Stroke is a leading cause of mortality among Canadian adults. There is currently very little information on the utility of stroke prediction algorithms for the Canadian population. The purpose of this study was to determine if the Framingham stroke risk prediction model (D’Agostino et al.
1994;25:40-43) was associated with stroke mortality in a population-based sample of Canadian adults.
The sample included 3,163 adults 55-74 y of age who participated in the Canadian Heart Health Surveys (1986-95) and were free from stroke at baseline. The analysis includes all deaths that occurred between baseline data collection and December, 2004. A modified Framingham Stroke Score was assigned to each participant at baseline based on their age, sex, treated or untreated systolic blood pressure levels, diabetes, smoking, and history of cardiovascular disease.
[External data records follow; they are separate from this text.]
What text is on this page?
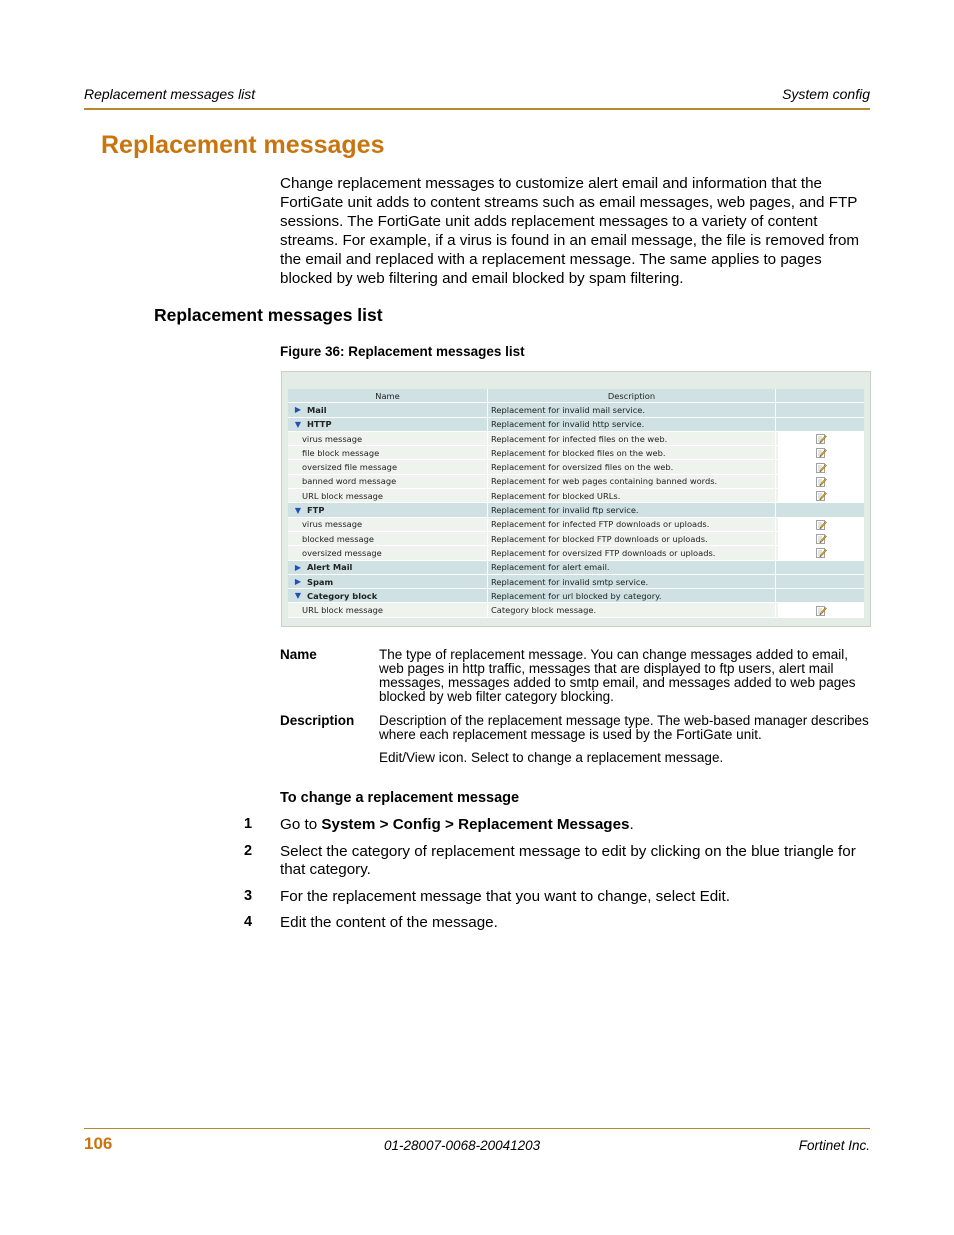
Replacement messages list	System config
Replacement messages

Change replacement messages to customize alert email and information that the FortiGate unit adds to content streams such as email messages, web pages, and FTP sessions. The FortiGate unit adds replacement messages to a variety of content streams. For example, if a virus is found in an email message, the file is removed from the email and replaced with a replacement message. The same applies to pages blocked by web filtering and email blocked by spam filtering.

Replacement messages list
Figure 36: Replacement messages list
Name	Description
▶ Mail	Replacement for invalid mail service.
▼ HTTP	Replacement for invalid http service.
virus message	Replacement for infected files on the web.
file block message	Replacement for blocked files on the web.
oversized file message	Replacement for oversized files on the web.
banned word message	Replacement for web pages containing banned words.
URL block message	Replacement for blocked URLs.
▼ FTP	Replacement for invalid ftp service.
virus message	Replacement for infected FTP downloads or uploads.
blocked message	Replacement for blocked FTP downloads or uploads.
oversized message	Replacement for oversized FTP downloads or uploads.
▶ Alert Mail	Replacement for alert email.
▶ Spam	Replacement for invalid smtp service.
▼ Category block	Replacement for url blocked by category.
URL block message	Category block message.
Name	The type of replacement message. You can change messages added to email, web pages in http traffic, messages that are displayed to ftp users, alert mail messages, messages added to smtp email, and messages added to web pages blocked by web filter category blocking.

Description Description of the replacement message type. The web-based manager describes where each replacement message is used by the FortiGate unit.

Edit/View icon. Select to change a replacement message.

To change a replacement message
1 Go to System > Config > Replacement Messages.

2 Select the category of replacement message to edit by clicking on the blue triangle for that category.

3 For the replacement message that you want to change, select Edit.

4 Edit the content of the message.

106	01-28007-0068-20041203	Fortinet Inc.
Data on history of atrial fibrillation and left ventricular hypertrophy were not available. Hazard ratios for all-cause and stroke mortality were estimated using Cox proportional hazards regression with exam year as a covariate, and multivariable models also included body mass index, alcohol consumption and education level as covariates.
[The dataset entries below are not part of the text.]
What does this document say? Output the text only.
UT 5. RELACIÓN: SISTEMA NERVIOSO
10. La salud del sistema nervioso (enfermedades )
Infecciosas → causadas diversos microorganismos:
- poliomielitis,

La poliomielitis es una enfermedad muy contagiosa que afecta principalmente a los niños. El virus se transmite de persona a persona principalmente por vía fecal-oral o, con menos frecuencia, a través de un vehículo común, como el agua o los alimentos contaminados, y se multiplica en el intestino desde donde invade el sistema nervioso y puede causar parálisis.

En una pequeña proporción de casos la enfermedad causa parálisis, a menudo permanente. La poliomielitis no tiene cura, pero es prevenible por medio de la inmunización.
There were 915 deaths (70 from stroke) over 12.2 y (0.5 to 16 y) of follow-up. The hazard ratios (95% C.I.) for all-cause mortality associated with the Framingham Stroke Score were 1.12 (1.10 - 1.15) in men and 1.18 (1.15 - 1.22) in women. The hazard ratios for stroke mortality were 1.15 (1.06 - 1.25) in men and 1.22 (1.11 - 1.36) in women. When comparing men and women with scores greater than 8 and 9, respectively (median) to those with lower scores, the hazard ratios were 2.34 (1.20 - 4.58) in men and 4.81 (1.85 - 12.50) in women. The additional inclusion of body mass index, alcohol consumption and education to the models did not appreciably change the results.
The Framingham Stroke Score is a significant predictor of all-cause and stroke mortality in Canadian adults, and the risk is independent of body mass index, alcohol consumption and education level.